NASA has created a space radiation simulator where researchers can speed up understanding of radiation risks astronauts face, and develop techniques to reduce those risks, as they head to the Moon under the Artemis Program and prepare for future missions to Mars.
Based on new technology and an innovative design for creating a broad spectrum of galactic cosmic rays (GCRs), the new space radiation simulator was developed through collaborations with world-leading space radiation researchers at NASA’s Langley Research Center in Hampton, Virginia and the NASA Space Radiation Laboratory at Brookhaven National Laboratory in Upton, New York.
Beyond Earth’s protective magnetosphere, GCRs are an ever-present form of space radiation comprising energetic protons and heavier elements. It is extremely challenging to protect astronauts from GCRs, and exposure is one of the top health risks for deep space missions.
“It’s everything you see on the periodic table of elements — moving through space at high speed and energy,” said Tony Slaba, radiation researcher at Langley. “The spectrum of particles is very complex, and it covers a broad range of velocities that approach the speed of light. It’s there all the time and the high energies make it almost impossible to shield against.”
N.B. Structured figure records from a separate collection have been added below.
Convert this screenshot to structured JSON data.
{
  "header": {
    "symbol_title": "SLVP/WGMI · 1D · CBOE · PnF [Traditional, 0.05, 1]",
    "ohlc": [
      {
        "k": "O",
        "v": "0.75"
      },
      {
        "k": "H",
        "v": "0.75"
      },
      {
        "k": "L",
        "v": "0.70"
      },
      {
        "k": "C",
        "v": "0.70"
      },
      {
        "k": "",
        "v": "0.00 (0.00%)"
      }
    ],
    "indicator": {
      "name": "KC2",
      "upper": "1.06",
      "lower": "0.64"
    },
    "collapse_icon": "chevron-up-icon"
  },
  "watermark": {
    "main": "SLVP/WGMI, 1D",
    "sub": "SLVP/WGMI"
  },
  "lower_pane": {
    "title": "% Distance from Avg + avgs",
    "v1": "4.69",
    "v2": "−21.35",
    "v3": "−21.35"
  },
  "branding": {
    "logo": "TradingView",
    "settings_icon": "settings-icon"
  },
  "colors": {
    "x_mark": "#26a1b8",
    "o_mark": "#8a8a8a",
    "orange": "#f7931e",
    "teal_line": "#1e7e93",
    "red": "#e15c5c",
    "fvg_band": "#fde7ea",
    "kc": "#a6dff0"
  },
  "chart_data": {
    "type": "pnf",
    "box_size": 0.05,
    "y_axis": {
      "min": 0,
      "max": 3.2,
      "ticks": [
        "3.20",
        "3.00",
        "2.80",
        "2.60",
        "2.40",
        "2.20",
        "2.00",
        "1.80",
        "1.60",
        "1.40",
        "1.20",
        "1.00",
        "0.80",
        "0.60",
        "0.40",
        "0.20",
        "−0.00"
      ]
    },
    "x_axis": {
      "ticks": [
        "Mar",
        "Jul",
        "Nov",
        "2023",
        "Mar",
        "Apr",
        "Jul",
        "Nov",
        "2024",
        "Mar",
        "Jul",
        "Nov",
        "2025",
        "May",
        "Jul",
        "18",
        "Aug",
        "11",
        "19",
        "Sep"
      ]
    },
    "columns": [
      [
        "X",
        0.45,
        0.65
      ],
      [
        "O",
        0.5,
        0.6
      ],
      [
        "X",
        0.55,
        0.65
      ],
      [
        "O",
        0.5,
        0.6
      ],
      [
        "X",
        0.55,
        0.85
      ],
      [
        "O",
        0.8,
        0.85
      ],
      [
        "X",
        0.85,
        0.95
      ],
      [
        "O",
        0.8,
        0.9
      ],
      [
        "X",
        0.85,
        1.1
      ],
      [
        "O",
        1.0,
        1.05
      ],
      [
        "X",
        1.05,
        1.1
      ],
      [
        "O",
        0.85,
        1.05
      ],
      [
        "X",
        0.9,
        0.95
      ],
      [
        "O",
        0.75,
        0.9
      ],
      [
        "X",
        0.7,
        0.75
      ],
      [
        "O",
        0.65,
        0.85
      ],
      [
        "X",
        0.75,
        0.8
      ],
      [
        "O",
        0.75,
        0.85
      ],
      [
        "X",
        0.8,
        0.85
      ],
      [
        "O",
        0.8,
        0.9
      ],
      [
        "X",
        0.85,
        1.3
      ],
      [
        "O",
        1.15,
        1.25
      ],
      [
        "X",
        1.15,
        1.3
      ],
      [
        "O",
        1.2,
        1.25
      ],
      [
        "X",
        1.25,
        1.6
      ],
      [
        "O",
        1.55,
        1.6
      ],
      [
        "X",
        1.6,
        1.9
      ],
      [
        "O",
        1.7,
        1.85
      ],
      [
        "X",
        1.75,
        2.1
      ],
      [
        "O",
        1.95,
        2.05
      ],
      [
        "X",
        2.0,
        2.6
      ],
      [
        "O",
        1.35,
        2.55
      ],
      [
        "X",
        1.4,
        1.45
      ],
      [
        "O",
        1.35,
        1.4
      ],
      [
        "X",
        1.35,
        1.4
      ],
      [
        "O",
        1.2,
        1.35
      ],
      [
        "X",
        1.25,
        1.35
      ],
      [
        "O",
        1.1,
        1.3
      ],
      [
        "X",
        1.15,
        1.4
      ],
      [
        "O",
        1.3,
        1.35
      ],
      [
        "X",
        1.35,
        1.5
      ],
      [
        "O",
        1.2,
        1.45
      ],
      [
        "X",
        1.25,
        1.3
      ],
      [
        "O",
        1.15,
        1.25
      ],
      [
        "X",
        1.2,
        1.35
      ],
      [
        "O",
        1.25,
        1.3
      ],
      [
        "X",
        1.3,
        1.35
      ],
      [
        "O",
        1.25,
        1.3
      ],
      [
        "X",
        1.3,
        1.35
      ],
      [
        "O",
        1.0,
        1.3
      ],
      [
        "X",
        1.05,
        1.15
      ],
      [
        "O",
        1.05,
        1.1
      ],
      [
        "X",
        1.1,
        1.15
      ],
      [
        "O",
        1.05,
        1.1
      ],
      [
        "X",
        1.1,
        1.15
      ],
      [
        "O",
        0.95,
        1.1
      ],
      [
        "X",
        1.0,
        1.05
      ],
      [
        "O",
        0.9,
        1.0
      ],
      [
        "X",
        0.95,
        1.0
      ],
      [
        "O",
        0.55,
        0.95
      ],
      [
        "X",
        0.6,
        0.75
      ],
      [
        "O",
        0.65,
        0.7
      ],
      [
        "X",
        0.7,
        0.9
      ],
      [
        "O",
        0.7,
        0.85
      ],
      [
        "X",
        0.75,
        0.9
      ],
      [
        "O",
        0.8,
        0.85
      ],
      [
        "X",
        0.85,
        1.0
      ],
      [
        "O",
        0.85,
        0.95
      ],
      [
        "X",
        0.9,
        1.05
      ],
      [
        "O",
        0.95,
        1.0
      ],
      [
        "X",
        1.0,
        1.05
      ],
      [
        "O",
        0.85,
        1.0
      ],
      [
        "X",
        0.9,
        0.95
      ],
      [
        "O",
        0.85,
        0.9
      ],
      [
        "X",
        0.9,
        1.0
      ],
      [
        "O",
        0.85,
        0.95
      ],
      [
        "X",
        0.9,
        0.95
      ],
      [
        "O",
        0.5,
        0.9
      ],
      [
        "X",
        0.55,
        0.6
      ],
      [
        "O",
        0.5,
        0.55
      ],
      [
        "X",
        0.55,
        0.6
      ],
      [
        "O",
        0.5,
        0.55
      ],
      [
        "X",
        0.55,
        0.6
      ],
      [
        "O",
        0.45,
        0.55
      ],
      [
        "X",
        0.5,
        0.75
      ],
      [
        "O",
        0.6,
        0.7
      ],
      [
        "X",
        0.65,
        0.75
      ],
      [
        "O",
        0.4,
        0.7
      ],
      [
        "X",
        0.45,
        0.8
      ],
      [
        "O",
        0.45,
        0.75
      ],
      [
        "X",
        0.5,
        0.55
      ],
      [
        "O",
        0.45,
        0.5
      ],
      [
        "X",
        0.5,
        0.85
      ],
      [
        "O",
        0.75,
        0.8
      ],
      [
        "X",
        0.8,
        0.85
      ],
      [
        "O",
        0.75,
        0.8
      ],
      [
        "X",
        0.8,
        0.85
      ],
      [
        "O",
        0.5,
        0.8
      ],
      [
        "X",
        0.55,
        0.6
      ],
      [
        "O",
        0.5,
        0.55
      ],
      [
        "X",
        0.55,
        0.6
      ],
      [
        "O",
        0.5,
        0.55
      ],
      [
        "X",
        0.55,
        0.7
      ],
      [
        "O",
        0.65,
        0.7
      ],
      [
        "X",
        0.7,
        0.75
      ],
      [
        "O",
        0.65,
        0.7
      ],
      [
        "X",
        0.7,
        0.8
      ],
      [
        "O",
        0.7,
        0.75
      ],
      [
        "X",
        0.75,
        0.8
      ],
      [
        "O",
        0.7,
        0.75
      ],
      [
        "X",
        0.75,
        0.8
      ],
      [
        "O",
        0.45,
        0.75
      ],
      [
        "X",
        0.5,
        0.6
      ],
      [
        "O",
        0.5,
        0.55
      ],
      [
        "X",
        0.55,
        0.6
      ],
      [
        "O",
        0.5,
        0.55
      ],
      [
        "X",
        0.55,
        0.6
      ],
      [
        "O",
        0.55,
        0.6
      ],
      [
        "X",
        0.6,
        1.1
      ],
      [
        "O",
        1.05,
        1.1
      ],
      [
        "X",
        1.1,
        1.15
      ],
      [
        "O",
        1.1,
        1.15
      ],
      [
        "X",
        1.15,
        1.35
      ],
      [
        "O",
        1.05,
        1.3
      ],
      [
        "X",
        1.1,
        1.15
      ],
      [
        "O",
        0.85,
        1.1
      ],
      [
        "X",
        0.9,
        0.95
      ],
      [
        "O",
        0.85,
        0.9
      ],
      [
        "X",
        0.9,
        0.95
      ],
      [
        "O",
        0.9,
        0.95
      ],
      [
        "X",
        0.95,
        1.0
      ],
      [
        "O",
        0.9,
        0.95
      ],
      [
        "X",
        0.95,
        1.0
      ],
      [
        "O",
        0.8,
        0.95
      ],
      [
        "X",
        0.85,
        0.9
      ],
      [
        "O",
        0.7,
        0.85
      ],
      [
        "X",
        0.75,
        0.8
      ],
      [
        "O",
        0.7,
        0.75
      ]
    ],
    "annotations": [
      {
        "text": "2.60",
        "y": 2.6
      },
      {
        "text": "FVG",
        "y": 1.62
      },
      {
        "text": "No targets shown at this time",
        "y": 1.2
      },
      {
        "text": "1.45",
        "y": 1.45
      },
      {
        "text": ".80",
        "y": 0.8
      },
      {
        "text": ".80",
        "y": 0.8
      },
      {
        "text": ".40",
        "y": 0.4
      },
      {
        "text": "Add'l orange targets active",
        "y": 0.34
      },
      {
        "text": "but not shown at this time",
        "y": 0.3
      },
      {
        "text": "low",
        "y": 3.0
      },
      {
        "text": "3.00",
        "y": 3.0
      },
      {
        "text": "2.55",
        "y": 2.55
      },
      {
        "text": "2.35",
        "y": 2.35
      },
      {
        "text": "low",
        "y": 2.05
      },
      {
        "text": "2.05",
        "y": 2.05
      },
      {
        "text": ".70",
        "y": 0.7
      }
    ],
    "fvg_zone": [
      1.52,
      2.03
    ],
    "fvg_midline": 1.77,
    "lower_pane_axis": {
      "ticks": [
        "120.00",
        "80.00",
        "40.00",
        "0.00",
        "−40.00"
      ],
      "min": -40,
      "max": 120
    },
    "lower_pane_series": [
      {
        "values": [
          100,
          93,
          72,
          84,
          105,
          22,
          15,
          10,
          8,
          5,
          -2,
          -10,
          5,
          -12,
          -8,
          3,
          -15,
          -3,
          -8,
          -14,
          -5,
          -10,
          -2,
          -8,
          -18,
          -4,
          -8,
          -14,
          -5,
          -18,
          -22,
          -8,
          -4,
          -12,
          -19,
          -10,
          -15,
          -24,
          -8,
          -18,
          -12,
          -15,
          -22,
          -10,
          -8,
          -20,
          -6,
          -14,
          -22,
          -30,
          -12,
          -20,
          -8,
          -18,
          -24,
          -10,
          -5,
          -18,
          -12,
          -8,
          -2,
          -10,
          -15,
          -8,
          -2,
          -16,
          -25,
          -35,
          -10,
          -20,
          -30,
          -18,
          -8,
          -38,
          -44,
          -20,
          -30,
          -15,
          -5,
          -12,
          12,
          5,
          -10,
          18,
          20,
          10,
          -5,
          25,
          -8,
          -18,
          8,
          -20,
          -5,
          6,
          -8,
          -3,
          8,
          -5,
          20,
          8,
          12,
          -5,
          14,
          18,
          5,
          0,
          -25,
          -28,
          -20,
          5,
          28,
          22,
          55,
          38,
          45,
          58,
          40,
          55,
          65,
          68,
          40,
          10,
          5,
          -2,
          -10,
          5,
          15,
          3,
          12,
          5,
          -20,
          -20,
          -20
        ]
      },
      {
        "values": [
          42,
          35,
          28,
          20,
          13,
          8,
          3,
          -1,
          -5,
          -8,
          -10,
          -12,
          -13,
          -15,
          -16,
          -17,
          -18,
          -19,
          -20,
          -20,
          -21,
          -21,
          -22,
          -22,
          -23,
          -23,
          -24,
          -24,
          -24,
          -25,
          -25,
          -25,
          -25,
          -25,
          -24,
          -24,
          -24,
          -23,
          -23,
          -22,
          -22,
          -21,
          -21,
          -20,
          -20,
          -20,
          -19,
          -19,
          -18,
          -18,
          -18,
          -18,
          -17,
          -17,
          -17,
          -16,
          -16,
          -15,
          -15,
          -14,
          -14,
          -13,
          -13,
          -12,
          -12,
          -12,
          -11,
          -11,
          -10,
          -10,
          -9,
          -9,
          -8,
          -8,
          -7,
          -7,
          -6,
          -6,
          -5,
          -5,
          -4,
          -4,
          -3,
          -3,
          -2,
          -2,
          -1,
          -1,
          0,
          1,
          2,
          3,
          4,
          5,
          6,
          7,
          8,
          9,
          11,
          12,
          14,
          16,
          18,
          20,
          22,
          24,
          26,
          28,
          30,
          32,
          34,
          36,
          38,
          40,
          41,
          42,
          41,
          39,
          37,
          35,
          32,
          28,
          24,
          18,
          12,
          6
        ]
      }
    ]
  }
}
The GCR simulator uses new technology that allows researchers to test multiple ion beams at one time to accurately represent the radiation conditions that an astronaut is exposed to in a spacecraft. Optimizing the GCR simulation required combining data on environmental space radiation fields with complex computational modeling of how GCRs move through spacecraft and interact with the human body.
“Past research had only been able to look at a single ion and the question was, how do you add all of your results together to mimic what actually happens in space,” said Lisa Simonsen, a Langley researcher. “This technology is a game changer in that we can put those ions together to simulate the actual space radiation environment for experiments and use these results to validate computational models. With all teams using the same composition, we can cross compare between labs and confirm results.”
Validating models will help improve risk assessments and develop countermeasures to help keep crew members healthy on their missions and throughout their lives when they return to earth.
“Our understanding of some health risks in space are still evolving, and the simulator will help us understand the risks more quickly,” Slaba said.
Artemis missions to the Moon will help prepare for longer trips to Mars, where a round trip journey may take as long as three years. Longer trips mean higher doses of radiation, and while the risks for cancer are generally understood, other risks such as those to the central nervous system and cardiovascular system are not as well known.
“Understanding risks in a relevant environment is essential to validating permissible radiation exposure limits and how to reduce radiation health risks,” Simonsen said.
In addition to enabling space exploration, the NASA Space Radiation Laboratory and the technology developed for the GCR simulator also have Earth applications, including space electronics testing for deep space planetary missions and use by the National Cancer Institute in their research on advanced heavy ion therapy to potentially treat cancer patients.
“As a biologist I’m interested in how living systems are impacted by space radiation exposure. Now we can take cells and look at what happens when more than one type of ion passes through. Is there 6 times the impact or 16 times?” added Peter Guida, researcher at BNL. “Is there DNA damage, change in gene expression? It’s a marvel the way it works. What would have taken four hours we can now do in two minutes.”
Simonsen, Slaba and their colleagues published their findings in an article available in online release through the PLOS Biology open access journal.